Defense access to a complainant’s privileged counseling records requires first convincing the trial court to conduct an in camera inspection to see if the records contain information material to innocence. And that requires showing a reasonable likelihood the records contain non-cumulative material information. State v. Shiffra, 175 Wis. 2d 600, 499 N.W.2d 719 (Ct. App. 1993), as modified by State v. Green, 2002 WI 68. Lewis, charged with sexual assault of a co-worker, 14-year-old D.M.O., can’t make this showing:

¶18      Lewis’s defense theory is that D.M.O. is lying when he says he had oral sex with Lewis.[6] The key components of this defense theory are that (1) D.M.O. is homosexual, (2) his parents disapprove of this, (3) in reaction to his parents’ disapproval he was motivated to fabricate sexual encounters with Lewis, and (4) his general lack of truthfulness played a role in this fabrication. As for the first two components, even if there is a reasonable likelihood that there is information in D.M.O.’s counseling records that he is homosexual and that his parents disapprove of this, it is cumulative to evidence the defense already had and is therefore not necessary to the defense. Two persons who had worked with D.M.O. testified that he had told them his parents did not like the fact that he was gay. In addition, D.M.O. acknowledged that he was gay, that his parents didn’t accept it, and that he told people at work he was homosexual and his parents had problems with it.[7]

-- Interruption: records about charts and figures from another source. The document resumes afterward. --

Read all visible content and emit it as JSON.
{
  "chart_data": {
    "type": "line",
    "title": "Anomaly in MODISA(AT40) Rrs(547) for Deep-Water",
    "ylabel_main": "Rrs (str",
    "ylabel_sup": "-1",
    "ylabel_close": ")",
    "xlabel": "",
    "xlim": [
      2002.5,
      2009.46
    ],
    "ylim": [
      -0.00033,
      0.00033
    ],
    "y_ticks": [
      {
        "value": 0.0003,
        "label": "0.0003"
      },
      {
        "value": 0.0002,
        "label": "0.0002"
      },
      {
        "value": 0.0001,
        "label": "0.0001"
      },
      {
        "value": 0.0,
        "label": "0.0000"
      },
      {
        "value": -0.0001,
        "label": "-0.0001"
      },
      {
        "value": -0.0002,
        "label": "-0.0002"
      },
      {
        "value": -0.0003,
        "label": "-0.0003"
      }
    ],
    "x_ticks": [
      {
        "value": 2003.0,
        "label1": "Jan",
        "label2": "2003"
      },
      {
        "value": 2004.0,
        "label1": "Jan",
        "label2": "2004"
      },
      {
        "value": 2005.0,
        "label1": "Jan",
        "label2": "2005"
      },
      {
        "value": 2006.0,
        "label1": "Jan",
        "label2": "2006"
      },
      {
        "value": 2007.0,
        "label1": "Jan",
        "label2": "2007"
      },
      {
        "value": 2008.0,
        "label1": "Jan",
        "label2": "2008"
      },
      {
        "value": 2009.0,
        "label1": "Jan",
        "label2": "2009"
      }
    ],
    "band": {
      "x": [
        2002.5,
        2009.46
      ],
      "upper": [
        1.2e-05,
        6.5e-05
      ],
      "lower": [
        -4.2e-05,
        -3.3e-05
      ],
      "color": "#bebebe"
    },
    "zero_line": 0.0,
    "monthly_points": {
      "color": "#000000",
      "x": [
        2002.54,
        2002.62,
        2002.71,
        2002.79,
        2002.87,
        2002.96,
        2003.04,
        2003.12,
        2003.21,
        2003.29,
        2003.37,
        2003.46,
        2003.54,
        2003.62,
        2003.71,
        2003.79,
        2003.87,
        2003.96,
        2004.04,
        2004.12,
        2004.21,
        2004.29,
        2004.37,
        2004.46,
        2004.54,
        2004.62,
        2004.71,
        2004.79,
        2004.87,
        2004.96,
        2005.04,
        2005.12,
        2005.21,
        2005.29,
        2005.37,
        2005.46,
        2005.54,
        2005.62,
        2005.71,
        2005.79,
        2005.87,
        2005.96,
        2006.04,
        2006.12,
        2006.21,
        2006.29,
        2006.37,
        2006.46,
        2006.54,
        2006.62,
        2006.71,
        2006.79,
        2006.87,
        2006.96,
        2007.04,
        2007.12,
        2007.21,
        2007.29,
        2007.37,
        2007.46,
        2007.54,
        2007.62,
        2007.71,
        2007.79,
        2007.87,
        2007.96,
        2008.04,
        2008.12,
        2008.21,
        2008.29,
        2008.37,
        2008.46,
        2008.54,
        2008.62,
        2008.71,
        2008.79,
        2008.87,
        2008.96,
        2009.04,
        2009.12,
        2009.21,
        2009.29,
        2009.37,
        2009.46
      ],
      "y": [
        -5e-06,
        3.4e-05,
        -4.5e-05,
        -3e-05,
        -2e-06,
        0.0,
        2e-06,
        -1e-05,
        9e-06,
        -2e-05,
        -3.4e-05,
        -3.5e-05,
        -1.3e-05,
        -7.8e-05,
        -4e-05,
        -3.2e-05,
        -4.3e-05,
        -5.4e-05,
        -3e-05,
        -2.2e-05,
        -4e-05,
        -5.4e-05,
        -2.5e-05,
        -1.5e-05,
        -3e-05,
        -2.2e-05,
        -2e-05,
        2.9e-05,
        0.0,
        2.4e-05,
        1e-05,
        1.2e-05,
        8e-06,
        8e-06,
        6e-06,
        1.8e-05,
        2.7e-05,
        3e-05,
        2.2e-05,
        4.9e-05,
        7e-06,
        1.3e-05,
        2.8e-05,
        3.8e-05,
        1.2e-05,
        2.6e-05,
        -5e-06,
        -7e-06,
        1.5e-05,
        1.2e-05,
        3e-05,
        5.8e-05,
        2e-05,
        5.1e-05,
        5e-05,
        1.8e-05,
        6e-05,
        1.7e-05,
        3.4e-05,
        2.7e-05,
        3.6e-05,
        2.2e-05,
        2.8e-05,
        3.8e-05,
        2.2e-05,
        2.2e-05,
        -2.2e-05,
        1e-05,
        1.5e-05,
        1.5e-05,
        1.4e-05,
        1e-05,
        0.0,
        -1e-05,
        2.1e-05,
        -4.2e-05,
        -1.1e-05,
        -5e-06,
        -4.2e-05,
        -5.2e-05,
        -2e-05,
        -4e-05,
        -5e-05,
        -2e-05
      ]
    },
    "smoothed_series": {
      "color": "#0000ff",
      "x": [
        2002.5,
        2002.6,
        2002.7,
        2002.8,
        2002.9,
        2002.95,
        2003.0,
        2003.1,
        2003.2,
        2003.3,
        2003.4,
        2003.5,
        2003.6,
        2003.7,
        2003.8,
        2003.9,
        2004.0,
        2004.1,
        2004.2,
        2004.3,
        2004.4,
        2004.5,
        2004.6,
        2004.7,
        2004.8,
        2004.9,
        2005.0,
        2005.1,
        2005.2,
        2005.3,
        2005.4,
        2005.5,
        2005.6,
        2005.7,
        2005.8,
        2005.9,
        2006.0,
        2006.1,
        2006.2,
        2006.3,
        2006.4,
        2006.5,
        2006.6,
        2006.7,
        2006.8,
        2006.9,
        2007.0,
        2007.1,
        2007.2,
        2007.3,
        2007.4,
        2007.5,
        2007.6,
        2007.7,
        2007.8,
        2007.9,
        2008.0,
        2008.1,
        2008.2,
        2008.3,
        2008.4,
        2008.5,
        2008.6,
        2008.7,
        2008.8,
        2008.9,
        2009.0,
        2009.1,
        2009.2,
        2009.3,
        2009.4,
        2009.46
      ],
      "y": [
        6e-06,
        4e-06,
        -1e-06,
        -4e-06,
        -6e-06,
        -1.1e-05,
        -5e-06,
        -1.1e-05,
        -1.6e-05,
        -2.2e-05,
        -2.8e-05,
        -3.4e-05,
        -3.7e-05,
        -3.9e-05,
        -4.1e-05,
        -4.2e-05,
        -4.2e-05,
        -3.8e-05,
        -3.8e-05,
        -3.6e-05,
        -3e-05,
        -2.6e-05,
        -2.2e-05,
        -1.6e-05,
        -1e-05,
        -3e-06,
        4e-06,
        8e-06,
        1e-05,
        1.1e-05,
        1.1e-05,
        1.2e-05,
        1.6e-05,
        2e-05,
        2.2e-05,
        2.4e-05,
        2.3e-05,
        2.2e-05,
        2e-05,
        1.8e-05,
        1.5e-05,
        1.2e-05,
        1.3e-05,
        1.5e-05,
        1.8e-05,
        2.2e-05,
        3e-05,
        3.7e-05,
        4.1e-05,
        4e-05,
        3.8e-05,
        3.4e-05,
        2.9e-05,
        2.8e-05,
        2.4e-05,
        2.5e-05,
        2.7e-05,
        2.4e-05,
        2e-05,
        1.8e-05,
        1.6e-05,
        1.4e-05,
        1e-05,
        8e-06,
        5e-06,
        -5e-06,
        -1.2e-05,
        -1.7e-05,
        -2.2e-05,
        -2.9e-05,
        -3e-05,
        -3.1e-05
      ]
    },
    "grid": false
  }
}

¶19      As for the third component—that in reaction to his parents’ disapproval D.M.O. was motivated to fabricate sexual encounters with Lewis—Lewis’s showing falls far short of a specific factual basis demonstrating a reasonable likelihood that his counseling records contain information on this point. There is no evidence that D.M.O. told his co-workers anything about his relationship with Lewis. As for his parents, the only evidence at the hearing on how they first learned of any relationship between Lewis and D.M.O. was that they found explicit emails between Lewis and D.M.O. This is not consistent with D.M.O. fabricating a sexual relationship with Lewis for “his parents’ benefit.”

As to “general lack of truthfulness”: D.M.O.’s own mother described him as a pathological liar, but Lewis can’t show “that his lying had anything to do with fabricating sexual encounters with males,” ¶23. OK, but if he could make that showing, then he wouldn’t need the records, would he? A fact-specific case, to be sure (as such cases tend to be, in the nature of things). But the larger message seems to be, good luck getting these records. You have to make a fairly compelling showing of materiality before the trial court inspects them to determine if they are … material. And if you can make that showing? Well, then in all likelihood that just means you’ve already acquired what you need and the records would be merely cumulative. Heads I win, tails you lose. Further Shiffra/Green discussion, in Davis v. Litscher, 290 F.3d 943 (7th Cir. 2002).